In New York at the present day a singular similarity to Elizabethan conventions may be noted in the Chinese theatre in Doyer Street. Here we have a platform drama in all its nakedness. There is no curtain, and the stage is bare of scenery. The musicians sit upon the stage, and the actors enter through an arras at the right or at the left of the rear wall. The costumes are elaborate, and the players frequently parade around the stage. Long speeches and set colloquies are common. Only the crudest properties are used. Two candlesticks and a small image on a table are taken to represent a temple; a man seated upon an overturned chair is supposed to be a general on a charger; and when a character is obliged to cross a river, he walks the length of the stage trailing an oar behind him. The audience does not seem to notice that these conventions are unnatural,—any more than did the ’prentices in the pit, when Burbage, with the sun shining full upon his face, announced that it was then the very witching time of night.

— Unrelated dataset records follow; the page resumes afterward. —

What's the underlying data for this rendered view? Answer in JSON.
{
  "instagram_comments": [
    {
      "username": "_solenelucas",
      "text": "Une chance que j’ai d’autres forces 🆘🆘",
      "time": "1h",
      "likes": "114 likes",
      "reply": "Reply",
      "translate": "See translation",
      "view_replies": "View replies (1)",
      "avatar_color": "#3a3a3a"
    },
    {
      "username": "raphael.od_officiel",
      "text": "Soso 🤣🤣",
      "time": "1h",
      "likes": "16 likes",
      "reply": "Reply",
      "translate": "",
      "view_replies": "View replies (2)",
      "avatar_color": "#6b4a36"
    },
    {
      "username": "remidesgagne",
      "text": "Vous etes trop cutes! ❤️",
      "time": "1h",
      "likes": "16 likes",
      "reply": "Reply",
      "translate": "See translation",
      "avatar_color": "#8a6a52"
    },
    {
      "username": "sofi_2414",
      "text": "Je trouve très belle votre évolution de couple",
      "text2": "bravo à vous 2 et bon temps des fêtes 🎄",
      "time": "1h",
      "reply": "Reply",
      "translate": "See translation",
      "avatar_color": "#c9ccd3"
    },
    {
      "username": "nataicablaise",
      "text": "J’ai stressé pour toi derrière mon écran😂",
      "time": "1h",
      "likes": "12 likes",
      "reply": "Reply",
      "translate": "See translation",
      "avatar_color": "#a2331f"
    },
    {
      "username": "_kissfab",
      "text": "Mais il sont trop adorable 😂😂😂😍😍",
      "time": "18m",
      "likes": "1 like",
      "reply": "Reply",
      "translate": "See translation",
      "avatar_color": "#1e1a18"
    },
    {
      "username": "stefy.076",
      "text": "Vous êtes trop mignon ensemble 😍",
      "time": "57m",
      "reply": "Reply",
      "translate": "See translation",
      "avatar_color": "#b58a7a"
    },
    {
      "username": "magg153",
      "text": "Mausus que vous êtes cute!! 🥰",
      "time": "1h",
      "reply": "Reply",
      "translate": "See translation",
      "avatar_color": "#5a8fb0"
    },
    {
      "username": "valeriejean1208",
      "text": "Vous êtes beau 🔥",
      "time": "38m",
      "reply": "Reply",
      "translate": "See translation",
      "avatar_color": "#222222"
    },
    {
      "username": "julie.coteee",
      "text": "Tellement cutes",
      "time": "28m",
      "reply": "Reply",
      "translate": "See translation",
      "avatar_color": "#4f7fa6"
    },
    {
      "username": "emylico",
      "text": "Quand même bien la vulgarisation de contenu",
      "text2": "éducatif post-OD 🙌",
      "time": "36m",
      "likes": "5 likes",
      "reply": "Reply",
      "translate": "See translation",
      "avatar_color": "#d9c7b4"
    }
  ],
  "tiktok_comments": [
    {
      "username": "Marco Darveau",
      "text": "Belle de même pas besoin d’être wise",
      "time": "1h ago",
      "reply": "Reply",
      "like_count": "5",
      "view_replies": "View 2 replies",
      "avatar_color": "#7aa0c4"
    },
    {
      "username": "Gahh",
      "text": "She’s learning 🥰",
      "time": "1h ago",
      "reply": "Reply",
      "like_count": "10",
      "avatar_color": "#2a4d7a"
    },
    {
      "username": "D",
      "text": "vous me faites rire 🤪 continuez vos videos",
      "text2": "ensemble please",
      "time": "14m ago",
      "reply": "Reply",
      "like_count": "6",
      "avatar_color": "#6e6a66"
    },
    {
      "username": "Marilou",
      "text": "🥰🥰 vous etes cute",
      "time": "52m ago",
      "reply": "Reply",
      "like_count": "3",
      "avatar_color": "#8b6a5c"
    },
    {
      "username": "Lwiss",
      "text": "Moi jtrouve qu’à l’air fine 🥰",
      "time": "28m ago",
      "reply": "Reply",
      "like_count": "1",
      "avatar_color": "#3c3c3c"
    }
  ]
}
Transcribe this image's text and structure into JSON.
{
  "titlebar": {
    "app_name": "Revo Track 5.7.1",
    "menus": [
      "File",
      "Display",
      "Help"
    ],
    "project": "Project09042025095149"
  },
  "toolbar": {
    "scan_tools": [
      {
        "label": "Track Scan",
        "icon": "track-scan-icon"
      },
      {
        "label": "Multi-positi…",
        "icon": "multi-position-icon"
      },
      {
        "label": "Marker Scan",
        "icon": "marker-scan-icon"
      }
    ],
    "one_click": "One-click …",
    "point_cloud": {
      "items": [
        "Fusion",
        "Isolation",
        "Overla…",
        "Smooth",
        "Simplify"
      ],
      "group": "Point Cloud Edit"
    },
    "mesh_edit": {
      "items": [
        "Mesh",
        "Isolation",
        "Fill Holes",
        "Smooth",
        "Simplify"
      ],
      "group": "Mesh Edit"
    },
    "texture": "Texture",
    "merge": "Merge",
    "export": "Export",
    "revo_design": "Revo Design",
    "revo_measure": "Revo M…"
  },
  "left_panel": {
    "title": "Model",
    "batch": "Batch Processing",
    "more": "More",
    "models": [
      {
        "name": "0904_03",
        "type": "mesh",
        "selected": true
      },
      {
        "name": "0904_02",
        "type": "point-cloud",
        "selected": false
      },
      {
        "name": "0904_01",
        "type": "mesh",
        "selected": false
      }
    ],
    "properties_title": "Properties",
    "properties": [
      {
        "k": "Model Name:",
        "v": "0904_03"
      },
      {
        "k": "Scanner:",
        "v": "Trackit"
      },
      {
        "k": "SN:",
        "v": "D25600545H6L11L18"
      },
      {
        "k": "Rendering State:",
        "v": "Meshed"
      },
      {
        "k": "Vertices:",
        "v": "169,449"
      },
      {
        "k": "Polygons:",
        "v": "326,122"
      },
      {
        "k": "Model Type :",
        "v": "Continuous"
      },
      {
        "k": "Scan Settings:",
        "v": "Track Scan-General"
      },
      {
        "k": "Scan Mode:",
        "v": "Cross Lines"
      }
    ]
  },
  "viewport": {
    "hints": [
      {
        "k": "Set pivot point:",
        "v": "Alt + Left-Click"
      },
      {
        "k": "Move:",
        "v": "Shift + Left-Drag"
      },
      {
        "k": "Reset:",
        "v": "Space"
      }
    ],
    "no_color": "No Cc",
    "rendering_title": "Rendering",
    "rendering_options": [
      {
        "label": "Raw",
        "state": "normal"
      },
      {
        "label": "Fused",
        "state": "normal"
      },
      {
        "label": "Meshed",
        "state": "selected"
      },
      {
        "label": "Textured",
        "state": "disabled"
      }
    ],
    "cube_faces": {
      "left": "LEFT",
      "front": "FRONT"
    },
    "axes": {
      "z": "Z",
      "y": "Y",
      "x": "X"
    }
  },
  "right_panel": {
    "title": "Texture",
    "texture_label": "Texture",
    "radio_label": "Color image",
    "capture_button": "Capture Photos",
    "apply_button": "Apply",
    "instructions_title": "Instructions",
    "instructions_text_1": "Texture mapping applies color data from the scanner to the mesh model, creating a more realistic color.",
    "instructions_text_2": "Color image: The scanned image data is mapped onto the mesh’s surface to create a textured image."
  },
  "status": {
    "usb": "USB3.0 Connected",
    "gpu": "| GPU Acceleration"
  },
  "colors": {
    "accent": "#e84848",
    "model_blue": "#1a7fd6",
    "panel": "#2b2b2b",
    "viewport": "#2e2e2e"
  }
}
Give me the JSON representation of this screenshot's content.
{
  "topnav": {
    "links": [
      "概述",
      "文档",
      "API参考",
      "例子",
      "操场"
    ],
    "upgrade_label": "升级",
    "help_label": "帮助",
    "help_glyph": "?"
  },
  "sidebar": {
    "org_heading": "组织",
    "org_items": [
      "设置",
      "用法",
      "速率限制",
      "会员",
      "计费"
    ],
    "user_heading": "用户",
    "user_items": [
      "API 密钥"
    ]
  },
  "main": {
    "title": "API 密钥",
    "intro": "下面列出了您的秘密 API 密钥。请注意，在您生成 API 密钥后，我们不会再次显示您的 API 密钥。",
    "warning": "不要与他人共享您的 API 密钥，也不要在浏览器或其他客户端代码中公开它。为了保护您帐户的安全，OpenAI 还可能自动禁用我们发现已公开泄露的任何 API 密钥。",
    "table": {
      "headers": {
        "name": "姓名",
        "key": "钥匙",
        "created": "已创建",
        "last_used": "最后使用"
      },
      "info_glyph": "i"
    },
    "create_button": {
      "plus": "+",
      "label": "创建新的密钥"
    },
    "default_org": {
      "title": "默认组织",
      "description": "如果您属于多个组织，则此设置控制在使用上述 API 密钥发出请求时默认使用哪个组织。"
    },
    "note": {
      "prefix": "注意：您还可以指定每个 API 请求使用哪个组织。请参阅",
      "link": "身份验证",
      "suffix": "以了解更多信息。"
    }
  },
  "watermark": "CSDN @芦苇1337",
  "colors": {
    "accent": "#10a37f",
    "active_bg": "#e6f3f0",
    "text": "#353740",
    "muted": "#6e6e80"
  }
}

The Drama of Rhetoric which was demanded by the physical conditions of the Elizabethan stage survived the Restoration and did not die until the day of Addison’s Cato. Imitations of it have even struggled on the stage within the nineteenth century. The Virginius of Sheridan Knowles and the Richelieu of Bulwer-Lytton were both framed upon the Elizabethan model, and carried the platform drama down to recent times. But though traces of the platform drama still exist, the period of its pristine vigor terminated with the closing of the theatres in 1642.
When the drama was resumed in 1660, the physical conditions of the theatre underwent a material change. At this time two great play-houses were chartered,—the King’s Theatre in Drury Lane, and the Duke of York’s Theatre in Lincoln’s Inn Fields. Thomas Killigrew, the manager of the Theatre Royal, was the first to introduce women actors on the stage; and parts which formerly had been played by boys were soon performed by actresses as moving as the great Elizabeth Barry. To William Davenant, the manager of the Duke’s Theatre, belongs the credit for a still more important innovation. During the eighteen years when public dramatic performances had been prohibited, he had secured permission now and then to produce an opera upon a private stage. For these musical entertainments he took as a model the masques, or court celebrations, which had been the most popular form of private theatricals in the days of Elizabeth and James. It is well known that masques had been produced with elaborate scenic appointments even at a time when the professional stage was bare of scenery. While the theatres had been closed, Davenant had used scenery in his operas, to keep them out of the forbidden pale of professional plays; and now in 1660, when he came forth as a regular theatre manager, he continued to use scenery, and introduced it into the production of comedies and tragedies.